TW: "Trying to line up your next date, Lois?"
ED: "Oh, shut up and start the--wait." Lois points at the other video square, which by now is almost as good-looking as the first one. "That...that looks like..."
TW: Cut to a closeup of the video square as the additional lines of resolution finish appearing, making it a fairly clear close-up of Chloe's face framed by broken helmet.
AM: Dun-dunnnn!
ED: Lois's mouth drops open in shock. "Chloe?!?"
TW: Evelyn: "Who? Who's Chloe?" She points at the screen. "That's this Chloe person? You know her?"

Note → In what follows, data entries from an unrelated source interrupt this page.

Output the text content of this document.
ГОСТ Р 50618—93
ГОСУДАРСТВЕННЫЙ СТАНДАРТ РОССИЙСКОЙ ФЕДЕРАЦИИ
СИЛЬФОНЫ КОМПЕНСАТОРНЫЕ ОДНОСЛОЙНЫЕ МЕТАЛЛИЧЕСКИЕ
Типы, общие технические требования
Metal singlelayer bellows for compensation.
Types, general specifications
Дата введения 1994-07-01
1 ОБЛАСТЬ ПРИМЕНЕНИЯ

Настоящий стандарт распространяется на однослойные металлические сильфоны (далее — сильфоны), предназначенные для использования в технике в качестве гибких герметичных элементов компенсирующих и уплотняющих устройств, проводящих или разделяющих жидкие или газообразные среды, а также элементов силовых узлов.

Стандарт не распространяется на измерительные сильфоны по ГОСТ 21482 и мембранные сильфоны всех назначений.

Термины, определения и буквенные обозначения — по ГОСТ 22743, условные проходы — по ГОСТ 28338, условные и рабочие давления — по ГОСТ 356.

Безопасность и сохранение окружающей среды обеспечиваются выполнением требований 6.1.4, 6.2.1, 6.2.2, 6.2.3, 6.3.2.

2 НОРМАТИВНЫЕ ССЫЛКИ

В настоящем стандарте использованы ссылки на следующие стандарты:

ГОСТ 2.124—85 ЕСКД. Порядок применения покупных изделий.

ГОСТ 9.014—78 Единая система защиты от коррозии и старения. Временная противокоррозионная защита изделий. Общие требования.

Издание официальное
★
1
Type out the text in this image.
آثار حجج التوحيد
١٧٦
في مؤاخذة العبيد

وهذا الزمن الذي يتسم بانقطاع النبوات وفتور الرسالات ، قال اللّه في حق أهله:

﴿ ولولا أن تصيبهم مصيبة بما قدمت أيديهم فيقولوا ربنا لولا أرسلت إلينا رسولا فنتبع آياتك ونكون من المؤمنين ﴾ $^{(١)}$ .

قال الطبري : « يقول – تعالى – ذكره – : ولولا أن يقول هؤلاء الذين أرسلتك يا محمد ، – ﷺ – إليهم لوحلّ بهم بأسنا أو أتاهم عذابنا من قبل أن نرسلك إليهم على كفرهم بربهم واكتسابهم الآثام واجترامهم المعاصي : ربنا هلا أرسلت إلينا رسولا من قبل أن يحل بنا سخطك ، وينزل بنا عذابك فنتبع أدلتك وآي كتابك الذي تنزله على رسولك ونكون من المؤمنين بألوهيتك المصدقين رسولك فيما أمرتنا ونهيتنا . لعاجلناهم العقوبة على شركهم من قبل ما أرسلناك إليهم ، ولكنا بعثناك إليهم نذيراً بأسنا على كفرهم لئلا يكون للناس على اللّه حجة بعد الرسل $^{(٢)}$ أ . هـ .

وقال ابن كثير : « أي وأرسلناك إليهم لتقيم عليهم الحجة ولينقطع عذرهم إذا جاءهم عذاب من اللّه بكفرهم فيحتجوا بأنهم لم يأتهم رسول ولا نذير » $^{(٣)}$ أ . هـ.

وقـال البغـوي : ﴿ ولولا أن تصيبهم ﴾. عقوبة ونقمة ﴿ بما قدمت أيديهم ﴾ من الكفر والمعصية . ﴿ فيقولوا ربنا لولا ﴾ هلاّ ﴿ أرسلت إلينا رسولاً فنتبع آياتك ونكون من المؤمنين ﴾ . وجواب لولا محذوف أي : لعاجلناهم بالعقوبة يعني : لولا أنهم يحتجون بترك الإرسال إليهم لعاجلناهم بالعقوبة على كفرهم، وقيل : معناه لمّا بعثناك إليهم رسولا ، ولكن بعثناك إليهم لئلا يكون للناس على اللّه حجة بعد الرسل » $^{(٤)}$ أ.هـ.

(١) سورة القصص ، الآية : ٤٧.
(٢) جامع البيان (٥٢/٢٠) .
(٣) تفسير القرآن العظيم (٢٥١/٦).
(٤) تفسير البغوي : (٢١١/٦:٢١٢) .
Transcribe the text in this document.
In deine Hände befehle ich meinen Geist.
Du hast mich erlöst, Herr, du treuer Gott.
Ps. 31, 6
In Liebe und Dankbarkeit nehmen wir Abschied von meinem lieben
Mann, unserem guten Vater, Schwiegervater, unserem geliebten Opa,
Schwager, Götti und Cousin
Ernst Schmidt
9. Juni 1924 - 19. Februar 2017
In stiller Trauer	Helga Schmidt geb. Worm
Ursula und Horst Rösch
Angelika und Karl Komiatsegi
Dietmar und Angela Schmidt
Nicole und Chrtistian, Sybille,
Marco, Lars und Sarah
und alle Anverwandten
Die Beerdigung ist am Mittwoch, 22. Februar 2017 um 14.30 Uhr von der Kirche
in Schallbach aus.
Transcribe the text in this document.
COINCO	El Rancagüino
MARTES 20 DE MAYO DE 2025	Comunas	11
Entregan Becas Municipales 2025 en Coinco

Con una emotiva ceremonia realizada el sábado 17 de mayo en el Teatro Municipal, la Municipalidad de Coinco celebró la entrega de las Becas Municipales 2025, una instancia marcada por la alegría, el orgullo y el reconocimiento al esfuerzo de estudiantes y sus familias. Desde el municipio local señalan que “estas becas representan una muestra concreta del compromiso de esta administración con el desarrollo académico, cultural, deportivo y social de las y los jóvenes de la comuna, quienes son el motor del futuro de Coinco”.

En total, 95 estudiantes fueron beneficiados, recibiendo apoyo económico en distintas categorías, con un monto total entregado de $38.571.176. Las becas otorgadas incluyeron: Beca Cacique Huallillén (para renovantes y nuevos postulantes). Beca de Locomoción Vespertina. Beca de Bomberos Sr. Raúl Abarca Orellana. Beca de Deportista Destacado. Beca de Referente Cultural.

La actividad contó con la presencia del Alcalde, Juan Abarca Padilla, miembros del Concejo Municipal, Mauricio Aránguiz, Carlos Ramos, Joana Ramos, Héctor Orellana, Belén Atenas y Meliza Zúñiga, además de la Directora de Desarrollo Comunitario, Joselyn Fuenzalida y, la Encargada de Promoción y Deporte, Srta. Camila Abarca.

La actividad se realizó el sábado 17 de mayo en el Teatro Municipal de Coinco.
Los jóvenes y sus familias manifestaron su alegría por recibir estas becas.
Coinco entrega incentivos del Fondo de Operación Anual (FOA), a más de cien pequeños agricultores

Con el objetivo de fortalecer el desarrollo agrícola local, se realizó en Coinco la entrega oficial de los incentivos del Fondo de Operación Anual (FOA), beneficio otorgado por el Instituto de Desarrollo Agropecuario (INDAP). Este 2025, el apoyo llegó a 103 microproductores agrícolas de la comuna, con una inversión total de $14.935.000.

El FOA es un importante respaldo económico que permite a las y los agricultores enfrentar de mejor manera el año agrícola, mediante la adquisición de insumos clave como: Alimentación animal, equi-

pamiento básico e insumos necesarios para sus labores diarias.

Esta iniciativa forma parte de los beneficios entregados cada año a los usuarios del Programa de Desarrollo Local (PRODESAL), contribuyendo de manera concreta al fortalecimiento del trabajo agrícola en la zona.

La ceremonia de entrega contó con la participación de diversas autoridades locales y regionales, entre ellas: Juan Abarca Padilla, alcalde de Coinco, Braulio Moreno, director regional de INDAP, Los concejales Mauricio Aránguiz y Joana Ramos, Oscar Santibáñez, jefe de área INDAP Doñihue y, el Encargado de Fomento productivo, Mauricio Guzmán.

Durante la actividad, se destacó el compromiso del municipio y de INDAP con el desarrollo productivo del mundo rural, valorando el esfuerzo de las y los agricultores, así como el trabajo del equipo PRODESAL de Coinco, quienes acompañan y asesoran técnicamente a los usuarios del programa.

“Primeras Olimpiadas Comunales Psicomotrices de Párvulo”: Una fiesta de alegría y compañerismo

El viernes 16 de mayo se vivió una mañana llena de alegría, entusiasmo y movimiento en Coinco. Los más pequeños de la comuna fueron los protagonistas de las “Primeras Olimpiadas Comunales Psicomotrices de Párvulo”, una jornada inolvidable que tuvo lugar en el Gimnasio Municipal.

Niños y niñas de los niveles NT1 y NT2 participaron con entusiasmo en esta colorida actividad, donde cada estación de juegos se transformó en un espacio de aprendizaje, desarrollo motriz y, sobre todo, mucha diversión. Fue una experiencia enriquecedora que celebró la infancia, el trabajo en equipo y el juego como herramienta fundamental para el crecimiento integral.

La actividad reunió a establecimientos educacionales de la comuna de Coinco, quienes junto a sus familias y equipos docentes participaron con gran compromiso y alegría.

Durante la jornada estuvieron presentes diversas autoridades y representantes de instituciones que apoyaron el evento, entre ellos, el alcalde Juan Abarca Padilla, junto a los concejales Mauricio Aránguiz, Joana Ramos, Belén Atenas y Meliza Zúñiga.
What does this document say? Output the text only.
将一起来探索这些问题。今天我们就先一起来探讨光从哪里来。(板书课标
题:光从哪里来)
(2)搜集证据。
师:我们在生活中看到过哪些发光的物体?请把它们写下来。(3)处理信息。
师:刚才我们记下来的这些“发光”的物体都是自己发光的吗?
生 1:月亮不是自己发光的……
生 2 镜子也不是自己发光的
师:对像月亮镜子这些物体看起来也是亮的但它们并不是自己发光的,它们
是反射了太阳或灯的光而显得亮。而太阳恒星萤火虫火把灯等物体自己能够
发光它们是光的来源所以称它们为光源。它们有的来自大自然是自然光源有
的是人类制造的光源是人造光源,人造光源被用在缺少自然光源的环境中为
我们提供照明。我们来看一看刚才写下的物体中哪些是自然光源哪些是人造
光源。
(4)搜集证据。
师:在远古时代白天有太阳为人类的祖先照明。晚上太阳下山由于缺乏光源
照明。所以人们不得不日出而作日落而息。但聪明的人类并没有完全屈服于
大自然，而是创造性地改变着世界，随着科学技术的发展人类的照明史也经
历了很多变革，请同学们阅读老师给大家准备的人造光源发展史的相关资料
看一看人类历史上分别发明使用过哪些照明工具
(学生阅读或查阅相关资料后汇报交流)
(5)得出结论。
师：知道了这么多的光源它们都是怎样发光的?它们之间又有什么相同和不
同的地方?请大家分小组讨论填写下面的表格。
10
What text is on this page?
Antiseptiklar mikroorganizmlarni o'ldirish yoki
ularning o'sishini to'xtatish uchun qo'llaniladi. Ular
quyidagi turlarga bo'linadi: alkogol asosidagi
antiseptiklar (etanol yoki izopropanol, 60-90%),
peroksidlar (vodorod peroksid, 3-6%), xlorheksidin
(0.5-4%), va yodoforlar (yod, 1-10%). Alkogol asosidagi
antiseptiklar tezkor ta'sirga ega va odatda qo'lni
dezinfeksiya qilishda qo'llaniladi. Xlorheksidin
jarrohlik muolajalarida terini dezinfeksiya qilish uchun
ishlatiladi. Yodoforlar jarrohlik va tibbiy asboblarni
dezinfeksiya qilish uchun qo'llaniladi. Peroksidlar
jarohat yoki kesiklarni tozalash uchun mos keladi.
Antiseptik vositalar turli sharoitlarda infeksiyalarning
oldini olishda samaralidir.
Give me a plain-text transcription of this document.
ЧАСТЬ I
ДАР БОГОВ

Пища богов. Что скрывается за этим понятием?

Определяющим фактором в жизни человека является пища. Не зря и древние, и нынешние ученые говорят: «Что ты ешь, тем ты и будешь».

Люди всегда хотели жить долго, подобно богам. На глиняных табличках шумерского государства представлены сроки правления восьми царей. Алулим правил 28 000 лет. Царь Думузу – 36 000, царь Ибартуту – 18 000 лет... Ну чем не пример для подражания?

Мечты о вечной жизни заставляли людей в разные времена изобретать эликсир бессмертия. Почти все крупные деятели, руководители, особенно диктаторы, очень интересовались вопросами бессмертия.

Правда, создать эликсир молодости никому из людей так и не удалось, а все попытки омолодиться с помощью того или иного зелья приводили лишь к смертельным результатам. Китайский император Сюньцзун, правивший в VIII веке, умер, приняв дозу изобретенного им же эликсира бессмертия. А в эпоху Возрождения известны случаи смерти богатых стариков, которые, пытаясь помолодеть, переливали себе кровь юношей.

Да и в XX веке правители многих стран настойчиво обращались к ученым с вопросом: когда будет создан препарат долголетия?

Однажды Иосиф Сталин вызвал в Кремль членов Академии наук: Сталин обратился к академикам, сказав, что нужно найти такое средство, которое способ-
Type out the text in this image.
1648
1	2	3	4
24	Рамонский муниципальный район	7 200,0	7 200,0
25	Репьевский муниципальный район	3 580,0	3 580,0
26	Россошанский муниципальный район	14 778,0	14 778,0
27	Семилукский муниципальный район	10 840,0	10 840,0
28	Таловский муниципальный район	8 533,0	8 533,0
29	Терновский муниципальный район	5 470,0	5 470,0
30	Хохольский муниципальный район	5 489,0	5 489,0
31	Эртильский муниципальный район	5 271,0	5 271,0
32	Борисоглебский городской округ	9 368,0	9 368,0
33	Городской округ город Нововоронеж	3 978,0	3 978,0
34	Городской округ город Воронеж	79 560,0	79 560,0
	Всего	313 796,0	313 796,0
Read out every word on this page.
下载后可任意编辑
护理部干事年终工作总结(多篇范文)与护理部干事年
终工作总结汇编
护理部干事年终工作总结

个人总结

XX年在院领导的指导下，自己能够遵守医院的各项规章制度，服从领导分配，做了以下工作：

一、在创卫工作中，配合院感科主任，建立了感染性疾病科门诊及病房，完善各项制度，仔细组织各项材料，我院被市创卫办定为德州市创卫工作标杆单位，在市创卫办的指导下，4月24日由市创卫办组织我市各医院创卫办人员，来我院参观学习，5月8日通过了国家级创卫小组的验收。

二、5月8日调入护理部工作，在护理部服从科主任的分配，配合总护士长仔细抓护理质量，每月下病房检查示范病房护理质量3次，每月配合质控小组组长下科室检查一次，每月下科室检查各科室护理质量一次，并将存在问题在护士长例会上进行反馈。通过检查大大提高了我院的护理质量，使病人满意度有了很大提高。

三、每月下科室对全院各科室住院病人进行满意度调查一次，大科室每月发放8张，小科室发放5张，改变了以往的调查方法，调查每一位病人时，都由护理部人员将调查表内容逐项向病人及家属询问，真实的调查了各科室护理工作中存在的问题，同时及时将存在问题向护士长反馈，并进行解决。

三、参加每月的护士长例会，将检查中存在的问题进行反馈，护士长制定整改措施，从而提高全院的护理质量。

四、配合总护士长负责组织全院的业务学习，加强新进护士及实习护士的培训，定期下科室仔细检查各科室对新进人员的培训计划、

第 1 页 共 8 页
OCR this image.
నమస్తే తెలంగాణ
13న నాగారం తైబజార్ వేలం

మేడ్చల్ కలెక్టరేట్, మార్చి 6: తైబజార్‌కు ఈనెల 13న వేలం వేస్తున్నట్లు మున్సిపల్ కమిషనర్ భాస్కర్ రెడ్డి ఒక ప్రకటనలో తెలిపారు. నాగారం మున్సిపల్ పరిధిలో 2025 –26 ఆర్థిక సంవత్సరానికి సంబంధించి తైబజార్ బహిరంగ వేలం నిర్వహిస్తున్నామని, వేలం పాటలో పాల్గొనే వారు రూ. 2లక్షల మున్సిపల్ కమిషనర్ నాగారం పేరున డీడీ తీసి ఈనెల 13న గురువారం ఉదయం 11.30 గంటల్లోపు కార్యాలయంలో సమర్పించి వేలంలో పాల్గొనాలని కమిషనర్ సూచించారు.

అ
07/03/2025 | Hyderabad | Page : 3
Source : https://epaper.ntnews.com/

ED: Lois ignores her as she whips out her cellphone and speed-dials a number. Behind her, Evelyn starts tinkering with the control console.
JG: And we cut to the Chloe-cave--
MR: Do we have a name for that yet?
JG: The...Chloe-cave?
AoT: The Fortress of Sullivan?
KK: 33.2?
MR: The Pillar of Autumn?
KK: The what?
MR: Spartans? Halo? [pauses] Heathen.
AM: I kind of like "Fortress of Sullivan."
JG [sighs]: Cut to the Chloe-cave as a cellphone rings. Chloe walks into the shot and picks up said cellphone. "Yes?"
ED: Back to Lois. "Cuz', you're never going to believe what I just found out."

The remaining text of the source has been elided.